Anna Erhard et Championne, en pleine ascension

Avant de lancer définitivement les festivités, on se donnait rendez-vous à l’Ubu pour l’excellent show d’Anna Erhard, puis au Liberté pour un concert soufflant de Championne, nouvelles héroïnes de la scène bretonne hallucinantes de maîtrise et inattendues à l’heure des 1ères pintes. Profitant d’un dispositif sons et lumières assez fou pour des groupes en pleine ascension (une constante sur le festival), les potes de Gwendoline livrent un concert qui n’a peur ni du lyrisme, ni des belles lettres.

Hanaa Ouassim, la révélation

Une star peut en cacher une autre. En 1ère partie de Yamê, programmée future étoile de la chanson française (un titre pas franchement usurpé par le jeune artiste), Hanaa Ouassim a rencontré les faveurs du public sur la scène du Théâtre de l’Aire Libre, qu’elle foulera par 5 fois dans le cadre de la nouvelle création des Trans Musicales 2023. Présentant son 1er album solo à paraître le 2 février prochain, La Vie de star (tiens, tiens), la nouvelle signature du label Pan European a confirmé tout le bien que l’on pensait déjà d’elle. Chantant quasi exclusivement en darija (un dialecte marocain), l’artiste, déjà croisée en 1ère partie de Flavien Berger ou Zaho De Sagazan ou aux côtés d’Acid Arab et Léonie Pernet, subvertit habilement les tropes de cette supposée vie de star. Il y est question de finir à découvert ou de rouler en merco (une AMG pour être précis) de location sur des productions hypnagogiques pas si éloignées du cloud-rap et portées par une voix AutoTunée (qui rappelle subtilement que les artistes raï étaient pionniers dans l’utilisation du logiciel). Une merveille de concert en suspension.

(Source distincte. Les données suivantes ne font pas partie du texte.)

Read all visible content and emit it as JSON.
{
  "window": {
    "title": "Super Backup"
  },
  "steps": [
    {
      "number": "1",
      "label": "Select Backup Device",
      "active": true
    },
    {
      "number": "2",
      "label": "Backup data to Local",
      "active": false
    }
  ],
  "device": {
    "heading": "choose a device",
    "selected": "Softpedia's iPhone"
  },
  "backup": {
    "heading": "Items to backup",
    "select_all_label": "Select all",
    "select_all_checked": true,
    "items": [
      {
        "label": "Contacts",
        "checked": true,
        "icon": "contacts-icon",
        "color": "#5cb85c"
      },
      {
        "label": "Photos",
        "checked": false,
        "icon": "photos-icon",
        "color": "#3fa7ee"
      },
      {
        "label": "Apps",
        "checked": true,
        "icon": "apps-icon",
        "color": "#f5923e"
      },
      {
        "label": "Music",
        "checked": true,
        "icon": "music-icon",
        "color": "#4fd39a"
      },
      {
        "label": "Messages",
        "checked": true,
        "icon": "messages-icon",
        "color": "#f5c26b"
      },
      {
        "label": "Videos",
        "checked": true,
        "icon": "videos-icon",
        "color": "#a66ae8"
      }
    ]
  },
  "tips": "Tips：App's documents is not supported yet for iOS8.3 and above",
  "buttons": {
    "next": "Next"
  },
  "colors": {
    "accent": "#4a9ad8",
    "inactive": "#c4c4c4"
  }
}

Jacques dans le rôle de Dr. Frankenstein

Dans la tête de Jacques Tout est magnifique, certes, mais tout avait commencé comme un épisode de C’est pas sorcier pour le pire comme le meilleur : avec tout ce que ça comprend d’enrichissant et d’attachant, mais aussi toutes ses blagues mal vieillies et son obsolescence programmée. Dans son setup de laborantin, casse-gueule et, de fait, pas encore tout à fait fonctionnel, le Géo Trouvetou Jacques présentait son tout nouveau projet Vidéochose. Avec sa boîte à gants de labo visant à isoler les sons de ses objets fétiches pour les intégrer à son mix et à sa scénographie, on a bien cru devoir quitter Jacques sur une note morose, prêts à le croquer en Dr. Frankenstein dépassé par sa propre création. Et puis, l’épiphanie. Le dispositif prend forme, tout marche à nouveau, l’homme-machine éructe de joie, le public aussi. Un grand moment où festivaliers et artiste se lavent d’un même geste de la frustration accumulée depuis le début du concert pour une vingtaine de minutes véritablement euphorisantes. La plus belle expérience ratée de cette édition.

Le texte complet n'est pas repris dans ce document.